Uno scenario prospettato, nei giorni scorsi da un centro di ricerca indipendente e rilanciato dall’Agence France-Presse, un’agenzia di stampa francese, per cui la Turchia sta diventando il ponte tra Russia ed Europa per le esportazioni di petrolio: in questo modo le sanzioni sarebbero aggirate ma a pagarne il prezzo sarebbe per prima l’Italia che quel grezzo lo lavora da anni nel Petrolchimico di Siracusa.

“Un danno per l’Italia”

“Se il derivato del petrolio russo viene acquistato – spiega a BlogSicilia l’ex ministro dell’Ambiente, Stefania Prestigiacomo – da altri paesi non c’è alcuna sanzione. La Turchia, che è alle porte  dell’Europa, continuerà a comprare il grezzo russo. E’ inevitabile che si avvantaggerà di questa situazione, creando, naturalmente, danno all’economia italiana innanzitutto e conseguentemente a quella europea. Chi acquisterà grezzo dalla Turchia, che lo compra dalla Russia al 30 per cento in meno rispetto a quello di mercato,  lo prenderà ad un prezzo più elevato”.

Lukoil per la deroga

Con il conto alla rovescia già partito e con le ultime navi con i carichi di grezzo russo, Lukoil riterrebbe la deroga la via migliore per salvare le raffinerie ed inevitabilmente tutto il comparto petrolchimico. Ci sono degli esempi nella stessa Europa, paesi come la Germania, la Polonia e la Bulgaria beneficiano della deroga alle sanzioni alla Russia ed il Governo italiano, con il ministro delle Imprese, Adolfo Urso, sta provando a strappare questo accordo.

Le alternative

Le altre alternative sono una proroga o l’acquisizione della raffineria sul modello proposto dal senatore siracusano del Pd, Antonio Nicita, firmatario di un emendamento che consentirebbe allo Stato di assumere, in via temporanea, l’amministrazione fiduciaria della Isab Lukoil sul solco di quanto realizzato dal Governo tedesco con una raffineria russa in Germania.

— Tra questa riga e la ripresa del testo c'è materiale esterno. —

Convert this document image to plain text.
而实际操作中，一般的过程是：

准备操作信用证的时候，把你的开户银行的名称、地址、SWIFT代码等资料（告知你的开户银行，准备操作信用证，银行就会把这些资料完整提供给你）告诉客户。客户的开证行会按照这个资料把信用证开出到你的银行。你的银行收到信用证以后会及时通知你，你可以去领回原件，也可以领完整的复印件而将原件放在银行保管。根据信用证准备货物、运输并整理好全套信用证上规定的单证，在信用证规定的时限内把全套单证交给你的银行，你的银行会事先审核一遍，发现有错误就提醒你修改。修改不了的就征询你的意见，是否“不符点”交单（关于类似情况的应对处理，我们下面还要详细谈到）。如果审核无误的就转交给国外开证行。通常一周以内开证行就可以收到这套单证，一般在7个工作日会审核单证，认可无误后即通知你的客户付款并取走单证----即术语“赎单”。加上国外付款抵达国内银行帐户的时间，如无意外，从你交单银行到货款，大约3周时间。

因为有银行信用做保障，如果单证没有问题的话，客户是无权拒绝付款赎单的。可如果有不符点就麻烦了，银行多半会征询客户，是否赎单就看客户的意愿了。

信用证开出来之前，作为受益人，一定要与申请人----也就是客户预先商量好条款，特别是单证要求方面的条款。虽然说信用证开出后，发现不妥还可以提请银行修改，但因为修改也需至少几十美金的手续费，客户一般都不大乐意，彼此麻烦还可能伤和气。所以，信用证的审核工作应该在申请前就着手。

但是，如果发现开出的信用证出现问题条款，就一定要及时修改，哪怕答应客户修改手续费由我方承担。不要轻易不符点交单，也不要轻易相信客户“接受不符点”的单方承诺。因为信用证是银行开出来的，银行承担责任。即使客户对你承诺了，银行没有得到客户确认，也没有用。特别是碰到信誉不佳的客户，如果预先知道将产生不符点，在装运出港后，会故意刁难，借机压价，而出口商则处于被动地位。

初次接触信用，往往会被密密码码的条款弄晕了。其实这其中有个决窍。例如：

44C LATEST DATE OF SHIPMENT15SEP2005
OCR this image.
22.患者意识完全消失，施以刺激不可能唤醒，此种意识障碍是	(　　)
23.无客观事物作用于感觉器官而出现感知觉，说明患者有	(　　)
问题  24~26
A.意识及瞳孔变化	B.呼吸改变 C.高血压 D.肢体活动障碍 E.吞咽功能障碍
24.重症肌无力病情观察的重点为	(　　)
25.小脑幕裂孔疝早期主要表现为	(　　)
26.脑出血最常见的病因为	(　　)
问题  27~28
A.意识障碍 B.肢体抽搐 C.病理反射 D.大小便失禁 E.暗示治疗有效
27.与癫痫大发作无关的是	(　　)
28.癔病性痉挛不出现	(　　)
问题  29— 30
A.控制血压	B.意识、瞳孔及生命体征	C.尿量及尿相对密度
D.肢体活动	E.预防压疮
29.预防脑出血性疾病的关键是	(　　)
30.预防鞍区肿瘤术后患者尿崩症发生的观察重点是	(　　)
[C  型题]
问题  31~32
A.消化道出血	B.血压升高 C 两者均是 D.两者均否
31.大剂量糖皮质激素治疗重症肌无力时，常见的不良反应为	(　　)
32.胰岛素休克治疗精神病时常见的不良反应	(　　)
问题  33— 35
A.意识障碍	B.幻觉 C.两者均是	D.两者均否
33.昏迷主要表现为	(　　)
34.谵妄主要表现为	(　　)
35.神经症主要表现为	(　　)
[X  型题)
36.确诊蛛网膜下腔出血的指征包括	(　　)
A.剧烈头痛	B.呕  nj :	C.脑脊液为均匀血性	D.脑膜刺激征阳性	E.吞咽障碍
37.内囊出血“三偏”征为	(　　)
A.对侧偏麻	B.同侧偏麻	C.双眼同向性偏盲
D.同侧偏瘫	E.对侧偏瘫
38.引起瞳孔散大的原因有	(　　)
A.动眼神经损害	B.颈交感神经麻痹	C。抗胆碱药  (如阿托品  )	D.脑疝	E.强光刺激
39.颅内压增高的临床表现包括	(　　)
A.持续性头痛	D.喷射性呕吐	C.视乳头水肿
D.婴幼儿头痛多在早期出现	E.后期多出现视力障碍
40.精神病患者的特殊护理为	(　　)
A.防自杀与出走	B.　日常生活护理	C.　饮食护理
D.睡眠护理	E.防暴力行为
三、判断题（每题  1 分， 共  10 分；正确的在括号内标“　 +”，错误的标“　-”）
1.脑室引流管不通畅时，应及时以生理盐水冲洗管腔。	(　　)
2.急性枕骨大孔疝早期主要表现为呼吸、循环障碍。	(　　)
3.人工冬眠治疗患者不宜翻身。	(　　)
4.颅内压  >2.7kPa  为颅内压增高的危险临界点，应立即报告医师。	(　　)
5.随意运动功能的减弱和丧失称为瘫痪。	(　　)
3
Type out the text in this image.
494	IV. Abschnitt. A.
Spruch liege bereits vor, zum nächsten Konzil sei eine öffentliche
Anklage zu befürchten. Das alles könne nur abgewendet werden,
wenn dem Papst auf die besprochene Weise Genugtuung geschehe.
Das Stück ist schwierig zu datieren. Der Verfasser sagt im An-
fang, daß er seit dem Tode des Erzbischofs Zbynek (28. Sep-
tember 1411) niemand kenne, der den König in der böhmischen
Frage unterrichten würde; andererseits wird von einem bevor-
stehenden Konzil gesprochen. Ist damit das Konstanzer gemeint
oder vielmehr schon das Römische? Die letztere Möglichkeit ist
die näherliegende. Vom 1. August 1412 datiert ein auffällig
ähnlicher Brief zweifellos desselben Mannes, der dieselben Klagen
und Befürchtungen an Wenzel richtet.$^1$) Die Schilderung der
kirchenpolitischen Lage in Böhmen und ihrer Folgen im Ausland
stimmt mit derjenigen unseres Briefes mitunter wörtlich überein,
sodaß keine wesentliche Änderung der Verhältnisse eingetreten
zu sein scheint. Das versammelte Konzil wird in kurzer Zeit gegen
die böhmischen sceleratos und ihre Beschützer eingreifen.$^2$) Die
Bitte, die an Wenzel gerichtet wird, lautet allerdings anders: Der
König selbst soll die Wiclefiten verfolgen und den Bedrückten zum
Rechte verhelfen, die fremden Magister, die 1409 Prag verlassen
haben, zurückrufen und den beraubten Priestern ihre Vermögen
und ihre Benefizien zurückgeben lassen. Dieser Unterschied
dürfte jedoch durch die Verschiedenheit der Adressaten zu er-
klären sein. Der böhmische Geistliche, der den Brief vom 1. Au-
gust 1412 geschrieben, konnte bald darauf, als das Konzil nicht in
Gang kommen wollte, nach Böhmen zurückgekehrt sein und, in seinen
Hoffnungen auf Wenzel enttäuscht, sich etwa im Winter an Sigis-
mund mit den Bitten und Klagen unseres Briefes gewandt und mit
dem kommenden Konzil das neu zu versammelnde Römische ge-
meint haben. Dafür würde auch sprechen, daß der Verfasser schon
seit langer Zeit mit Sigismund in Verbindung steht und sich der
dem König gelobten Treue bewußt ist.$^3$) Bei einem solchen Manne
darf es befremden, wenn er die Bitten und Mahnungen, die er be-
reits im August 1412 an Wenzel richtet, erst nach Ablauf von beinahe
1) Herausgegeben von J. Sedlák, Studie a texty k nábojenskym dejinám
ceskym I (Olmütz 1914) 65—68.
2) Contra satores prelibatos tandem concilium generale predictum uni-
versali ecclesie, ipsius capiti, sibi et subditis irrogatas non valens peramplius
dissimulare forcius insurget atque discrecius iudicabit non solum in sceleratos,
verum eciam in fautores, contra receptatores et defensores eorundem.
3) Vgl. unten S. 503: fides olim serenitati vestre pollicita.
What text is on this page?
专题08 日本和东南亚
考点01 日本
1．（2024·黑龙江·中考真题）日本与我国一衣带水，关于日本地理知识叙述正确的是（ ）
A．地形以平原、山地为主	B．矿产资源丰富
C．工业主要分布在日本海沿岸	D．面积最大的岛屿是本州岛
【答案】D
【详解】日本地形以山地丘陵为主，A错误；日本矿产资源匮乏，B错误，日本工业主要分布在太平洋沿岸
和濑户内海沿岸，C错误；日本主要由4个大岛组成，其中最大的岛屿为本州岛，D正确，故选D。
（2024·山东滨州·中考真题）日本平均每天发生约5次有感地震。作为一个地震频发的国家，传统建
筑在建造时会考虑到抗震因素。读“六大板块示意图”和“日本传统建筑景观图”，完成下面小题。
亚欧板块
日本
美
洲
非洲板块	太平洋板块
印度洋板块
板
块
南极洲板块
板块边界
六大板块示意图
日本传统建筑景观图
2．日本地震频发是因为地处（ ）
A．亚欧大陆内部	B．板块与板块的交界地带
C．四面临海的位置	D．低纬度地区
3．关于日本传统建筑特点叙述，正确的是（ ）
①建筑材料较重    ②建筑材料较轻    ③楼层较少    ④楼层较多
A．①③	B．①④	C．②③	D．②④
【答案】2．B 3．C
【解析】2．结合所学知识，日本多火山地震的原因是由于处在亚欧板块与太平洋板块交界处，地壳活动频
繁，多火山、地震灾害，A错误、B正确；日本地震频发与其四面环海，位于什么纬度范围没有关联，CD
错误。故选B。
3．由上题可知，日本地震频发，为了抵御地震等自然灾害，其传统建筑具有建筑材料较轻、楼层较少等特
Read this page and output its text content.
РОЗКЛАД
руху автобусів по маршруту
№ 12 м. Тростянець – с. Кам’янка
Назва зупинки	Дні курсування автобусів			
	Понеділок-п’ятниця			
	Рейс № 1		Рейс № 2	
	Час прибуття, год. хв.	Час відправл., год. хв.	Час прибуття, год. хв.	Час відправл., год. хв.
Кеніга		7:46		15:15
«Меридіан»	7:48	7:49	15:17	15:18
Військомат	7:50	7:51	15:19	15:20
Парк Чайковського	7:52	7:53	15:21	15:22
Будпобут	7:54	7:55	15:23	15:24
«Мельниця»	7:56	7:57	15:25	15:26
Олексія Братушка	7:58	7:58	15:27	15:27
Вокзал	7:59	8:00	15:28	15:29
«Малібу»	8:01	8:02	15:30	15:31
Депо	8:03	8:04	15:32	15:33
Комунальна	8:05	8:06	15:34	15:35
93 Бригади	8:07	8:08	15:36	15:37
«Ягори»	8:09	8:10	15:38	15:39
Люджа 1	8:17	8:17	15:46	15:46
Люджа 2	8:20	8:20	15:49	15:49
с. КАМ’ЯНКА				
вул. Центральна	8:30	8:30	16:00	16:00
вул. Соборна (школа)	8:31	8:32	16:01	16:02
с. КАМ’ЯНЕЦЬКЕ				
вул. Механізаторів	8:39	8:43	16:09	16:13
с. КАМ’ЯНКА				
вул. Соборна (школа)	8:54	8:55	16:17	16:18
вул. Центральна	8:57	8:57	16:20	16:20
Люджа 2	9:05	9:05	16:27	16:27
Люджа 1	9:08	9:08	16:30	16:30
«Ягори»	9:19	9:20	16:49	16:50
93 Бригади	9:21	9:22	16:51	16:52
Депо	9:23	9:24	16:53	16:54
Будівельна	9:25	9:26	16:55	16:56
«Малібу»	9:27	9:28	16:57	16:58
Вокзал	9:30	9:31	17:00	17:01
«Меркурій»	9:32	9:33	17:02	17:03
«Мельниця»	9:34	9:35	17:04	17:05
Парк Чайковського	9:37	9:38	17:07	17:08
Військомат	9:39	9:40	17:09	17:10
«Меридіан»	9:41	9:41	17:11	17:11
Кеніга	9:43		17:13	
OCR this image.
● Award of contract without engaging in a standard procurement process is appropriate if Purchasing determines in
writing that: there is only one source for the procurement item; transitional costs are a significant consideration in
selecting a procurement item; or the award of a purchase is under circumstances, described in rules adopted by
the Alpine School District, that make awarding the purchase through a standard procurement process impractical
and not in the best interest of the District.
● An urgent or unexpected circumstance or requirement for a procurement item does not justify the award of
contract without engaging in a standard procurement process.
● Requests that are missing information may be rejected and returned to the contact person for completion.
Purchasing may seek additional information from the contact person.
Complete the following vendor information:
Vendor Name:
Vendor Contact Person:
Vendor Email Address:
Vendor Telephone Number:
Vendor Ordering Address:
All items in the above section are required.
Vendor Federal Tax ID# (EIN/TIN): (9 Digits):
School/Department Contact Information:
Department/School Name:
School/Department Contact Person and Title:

Il silenzio delle banche e le pressioni Usa

Delle banche ancora nessuna notizia, gli istituti di credito non hanno ancora deciso di cedere prestiti a Lukoil, nonostante la garanzia della Sace, la controllata del Mef. Evidentemente, come spiegato nelle settimane scorse da un importante esponente politico italiano, che ha preso parte ad un meeting internazionale proprio a Siracusa, le pressioni degli Stati Uniti starebbero giocando un ruolo decisivo in questa partita.